Figure 4—figure supplement 2.

Figure 4—figure supplement 2.

(a) Schematic illustrating the method. Intravenous injection of clodronate liposome was performed at three dpf to allow time for the clodronate to effectively induce cell death to most macrophages over a 48 hr period. (b) Assessment of macrophage depletion by neutral red staining shows that most animals injected with clodronate liposome indeed resulted in an apparent loss of macrophages in the brain (58%, n = 12). Arrows point to microglia in the ‘no depletion’ category. (c) Scatter plot shows number of neutrophils infiltrating the liver to be even more increased after macrophage ablation in response to brain-LPS injection. Since clodronate based macrophage depletion is effective only in a proportion of the animals injected, we also used the cluster of the largest numbers of infiltrating neutrophils as a subset to show the animals with the most significant increase. (d) 3D volumetric view of the whole liver from imaging transgenic reporters fabp10a:DsRed for hepatocytes and lyz:GFP for neutrophils. Left, merged channels. Middle, DsRed channel. Right, GFP channel. Brain-water sample is shown 60 µm beneath the first surface of the liver, and the brain-LPS sample is 45 µm below the most outer liver surface.

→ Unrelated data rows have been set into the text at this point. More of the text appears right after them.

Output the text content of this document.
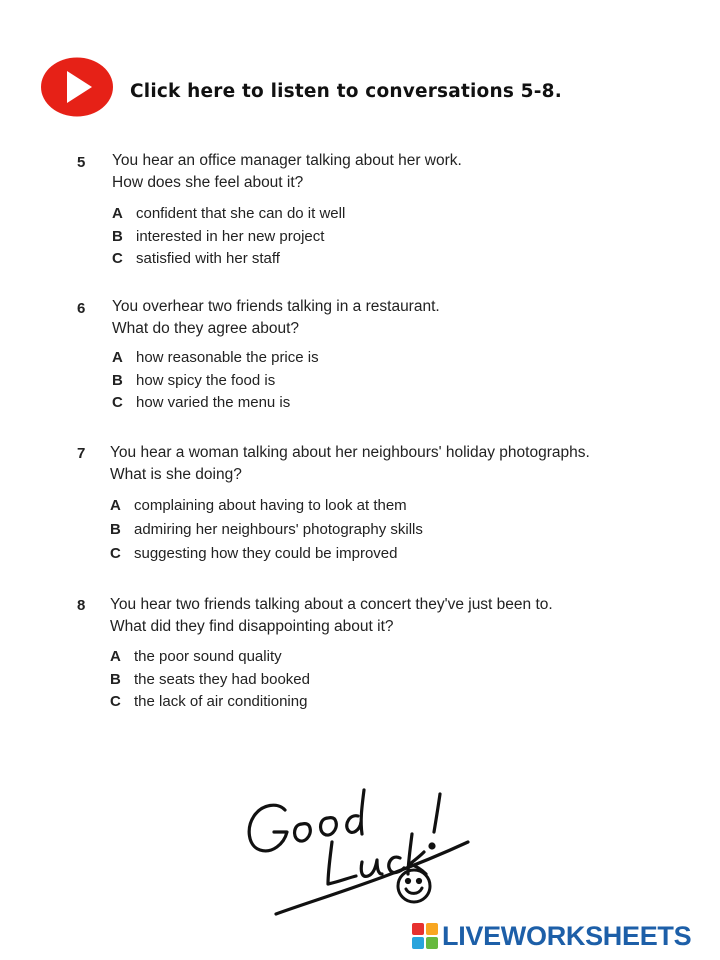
Click here to listen to conversations 5-8.
5 You hear an office manager talking about her work.
How does she feel about it?
A confident that she can do it well
B interested in her new project
C satisfied with her staff
6 You overhear two friends talking in a restaurant.
What do they agree about?
A how reasonable the price is
B how spicy the food is
C how varied the menu is
7 You hear a woman talking about her neighbours' holiday photographs.
What is she doing?
A complaining about having to look at them
B admiring her neighbours' photography skills
C suggesting how they could be improved
8 You hear two friends talking about a concert they've just been to.
What did they find disappointing about it?
A the poor sound quality
B the seats they had booked
C the lack of air conditioning
LIVEWORKSHEETS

Significantly higher number of neutrophils (arrows) is easily visualized in the brain-LPS sample. Dextran-Alexa 488 was co-injected into the brain as a tracer to validate injections, and can be seen labeling the pronephros in the GFP channel. Statistical significance was determined by a two-tailed t-test and with Welch’s correction for unequal variances as determined by a F-test.